Deviations of pH can be very deadly when not corrected immediately in the body. With the many activities and changes the body undergo, it is practically impossible for the body’s pH to remain on a constant scale.

Yes! The body’s pH does not remain constant. Metabolic activities, physiological and biochemical activities continually result in the production of either excess acids or alkalis, enough to cause serious disruption in normal functioning.

Certain organs function purposely to regulate the pH of the body fluids and maintain a homeostatic environment. But these perform their activities gradually over a longer period of time.

However, in emergent situations where the deviations in pH is severely high and strongly significant to cause damages, certain chemicals work to temporarily neutralise fluctuations and alterations in pH until more efficient means of adaptations and mechanisms are put in place- usually the organs and other biological means. These chemicals that act to regulate pH in emergency situations are known as Buffers.

Buffers work to stabilise the pH of the body fluid and correct deviations to restore a homeostatic environment, normal functioning and prevent potential complications.

Examples of chemical buffers include;

• Proteins
• Phosphates
• Bicarbonates

Chemical buffers work chemically to neutralise acids and alkalis through numerous chemical reactions, most especially in bicarbonates producing Hydrogen and/or Hydroxide to compensate the lesser faction (hydrogen to compensate high alkaline levels and hydroxide to compensate high acid levels or both to neutralise each other).

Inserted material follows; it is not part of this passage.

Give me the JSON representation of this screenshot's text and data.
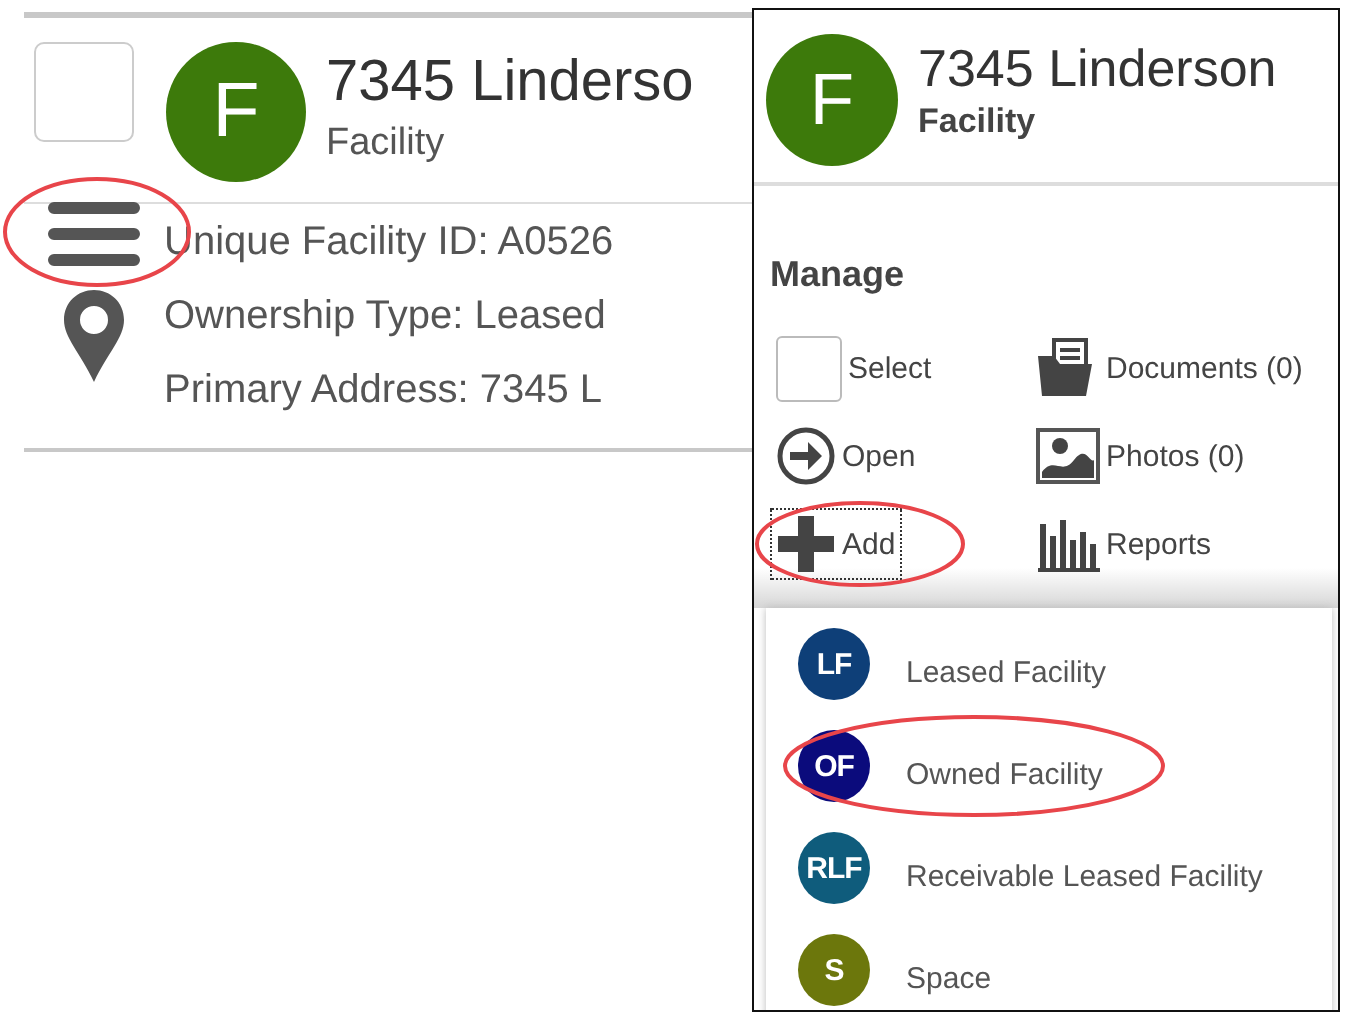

Body proteins absorb excess hydrogen ions (H+) whereas phosphates play an important role in controlling pH inside cells.

Body organs that regulate pH in the body and how they work are also listed below;

Lungs

The lungs are important regulators of blood pH because they excrete carbon dioxide (CO2). CO2 increases [H+] in body fluids because it combines with water to form carbonic acid, which then dissociates into a bicarbonate ion and a hydrogen ion.
The lungs, therefore, help to control blood pH by regulating levels of excreted CO2. The brain detects rising [H+] in the blood and stimulates breathing, causing increased CO2 loss and a fall in [H+]. Conversely, if blood pH becomes too alkaline, the brain can reduce the respiration rate to increase CO2 levels and increase [H+], restoring pH towards normal (Ross and Wilson; Anatomy and Physiology in health and illness, 11th Ed., 2014).

The Kidneys

The kidneys regulate blood pH by increasing or decreasing the excretion of hydrogen and bicarbonate ions as required. If pH falls, hydrogen ion excretion is increased and bicarbonate conserved; the reverse happens if pH rises. In addition, the kidneys generate bicarbonate ions as a by- product of amino acid breakdown in the renal tubules; this process also generates ammonium ions, which are rapidly excreted (Ross and Wilson; Anatomy and Physiology in health and illness, 11th Ed., 2014.)

References

Waugh, A., & Grant, A. (2014). Ross and Wilson: Anatomy and physiology in health and illness. (11th edition). International edition. Elsevier-Churchill Livingstone.